Utter tripe. Marginal productivity clearly explains why this is not possible. However, downward pressure on real wages will emerge if the workforce grows at a faster rate than capital accumulation. I think someone should remind Mr Reich that it is his beloved Democrats who have fought against stemming the tide of illegal immigrants whose first effect on wage rates would be felt by America's unskilled workers. (I have always considered Reich to be a certifiable idiot. Living proof that schooling should never be mistaken for a high degree of intelligence or education).
The American public is being conned into believing that Obama is one of the best informed as well as one of the smartest men to have become president. The following is a perfect example of this man's ignorance of economic history as well as being an excellent illustration of the economic fallacies he has evidently been soaking up and which he is clearly unable to detect.

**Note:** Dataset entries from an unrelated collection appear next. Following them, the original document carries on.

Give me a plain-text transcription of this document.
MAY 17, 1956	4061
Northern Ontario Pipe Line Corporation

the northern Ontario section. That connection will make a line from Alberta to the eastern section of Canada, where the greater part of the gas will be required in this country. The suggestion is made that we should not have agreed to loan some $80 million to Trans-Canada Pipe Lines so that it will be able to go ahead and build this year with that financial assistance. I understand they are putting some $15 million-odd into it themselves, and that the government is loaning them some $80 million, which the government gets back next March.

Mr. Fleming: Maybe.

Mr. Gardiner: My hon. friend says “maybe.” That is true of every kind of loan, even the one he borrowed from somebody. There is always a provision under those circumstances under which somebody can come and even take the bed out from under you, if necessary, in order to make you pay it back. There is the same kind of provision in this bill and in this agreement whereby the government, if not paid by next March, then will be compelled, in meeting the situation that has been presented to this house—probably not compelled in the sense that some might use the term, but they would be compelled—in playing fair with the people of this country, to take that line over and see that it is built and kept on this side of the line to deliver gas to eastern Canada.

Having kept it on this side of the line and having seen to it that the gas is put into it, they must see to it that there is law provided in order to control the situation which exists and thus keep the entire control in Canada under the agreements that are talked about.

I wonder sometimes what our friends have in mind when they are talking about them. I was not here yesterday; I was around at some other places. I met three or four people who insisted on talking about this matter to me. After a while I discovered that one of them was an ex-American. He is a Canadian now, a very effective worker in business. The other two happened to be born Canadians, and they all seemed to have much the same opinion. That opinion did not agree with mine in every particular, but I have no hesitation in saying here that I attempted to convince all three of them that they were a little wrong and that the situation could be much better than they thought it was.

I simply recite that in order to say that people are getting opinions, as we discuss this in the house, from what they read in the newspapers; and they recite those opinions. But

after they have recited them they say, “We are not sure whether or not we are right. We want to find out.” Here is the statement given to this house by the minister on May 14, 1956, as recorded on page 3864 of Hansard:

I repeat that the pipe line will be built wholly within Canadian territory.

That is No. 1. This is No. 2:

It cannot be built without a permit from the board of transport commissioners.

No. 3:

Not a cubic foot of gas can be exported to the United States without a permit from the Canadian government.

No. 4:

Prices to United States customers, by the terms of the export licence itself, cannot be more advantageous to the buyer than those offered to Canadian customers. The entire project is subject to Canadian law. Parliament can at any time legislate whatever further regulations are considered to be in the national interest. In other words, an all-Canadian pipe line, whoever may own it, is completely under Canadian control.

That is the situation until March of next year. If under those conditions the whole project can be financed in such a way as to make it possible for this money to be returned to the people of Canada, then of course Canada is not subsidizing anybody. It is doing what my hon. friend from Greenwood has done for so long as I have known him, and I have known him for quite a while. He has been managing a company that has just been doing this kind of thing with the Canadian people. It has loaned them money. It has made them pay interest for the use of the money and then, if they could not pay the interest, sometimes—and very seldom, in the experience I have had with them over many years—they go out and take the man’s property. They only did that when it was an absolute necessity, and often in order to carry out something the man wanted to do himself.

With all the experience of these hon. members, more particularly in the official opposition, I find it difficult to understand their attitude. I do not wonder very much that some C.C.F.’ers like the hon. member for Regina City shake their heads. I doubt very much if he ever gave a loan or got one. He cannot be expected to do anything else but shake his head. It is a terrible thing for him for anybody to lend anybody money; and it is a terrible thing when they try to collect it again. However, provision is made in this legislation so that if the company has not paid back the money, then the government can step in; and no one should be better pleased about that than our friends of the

I don't buy the argument that providing workers with collective-bargaining rights somehow weakens the economy or worsens the business environment. If you've got workers who have decent pay and benefits, theyre also customers for business. (Steven Greenhouse, In Obama, Labor Finds the Support It Expected, New York Times, 1 March 2009).
Shades of Foster and Catchings, two prominent underconsumptionists from the 1920s and 1930s, both of whom were refuted by Friedrich von Hayek. (Profits, Interest and Investment, Augustus M. Kelley Publishers, 1975, pp. 199-263). This is the old discredited purchasing power fallacy of wages, according to which wages must cover whatever is spent on the product otherwise the economy will go into recession. So why is it that his oh-so clever economic advisers neglected to point out that this could only be true if the US had but one stage of production?
Economies consist of an amazingly complex structure consisting of thousands of stages of production. Hence total expenditure on, for example, a car or a computer greatly exceeds the price to the consumer. It is also true by definition that if workers receive the value of their marginal production they do in fact buy the economy's consumption goods. It's a shocking indictment of economics faculties that so few economists seem to grasp the significance of this fact.
What Obama' thinks he knows about the American economy has come straight from equally ignorant leftwing 'thinkers'. He has absolutely no understanding whatsoever of economic matters and I have grave doubts about his ability to even come to terms with elementary economic analysis. It is also painfully evident that he has no ability to learn from history. That in itself made him the perfect Democratic candidate for the Presidency. What is even he worse, he really does not seem to care.
Any properly informed person would know that giving in to union demands is the equivalent of economic hemlock.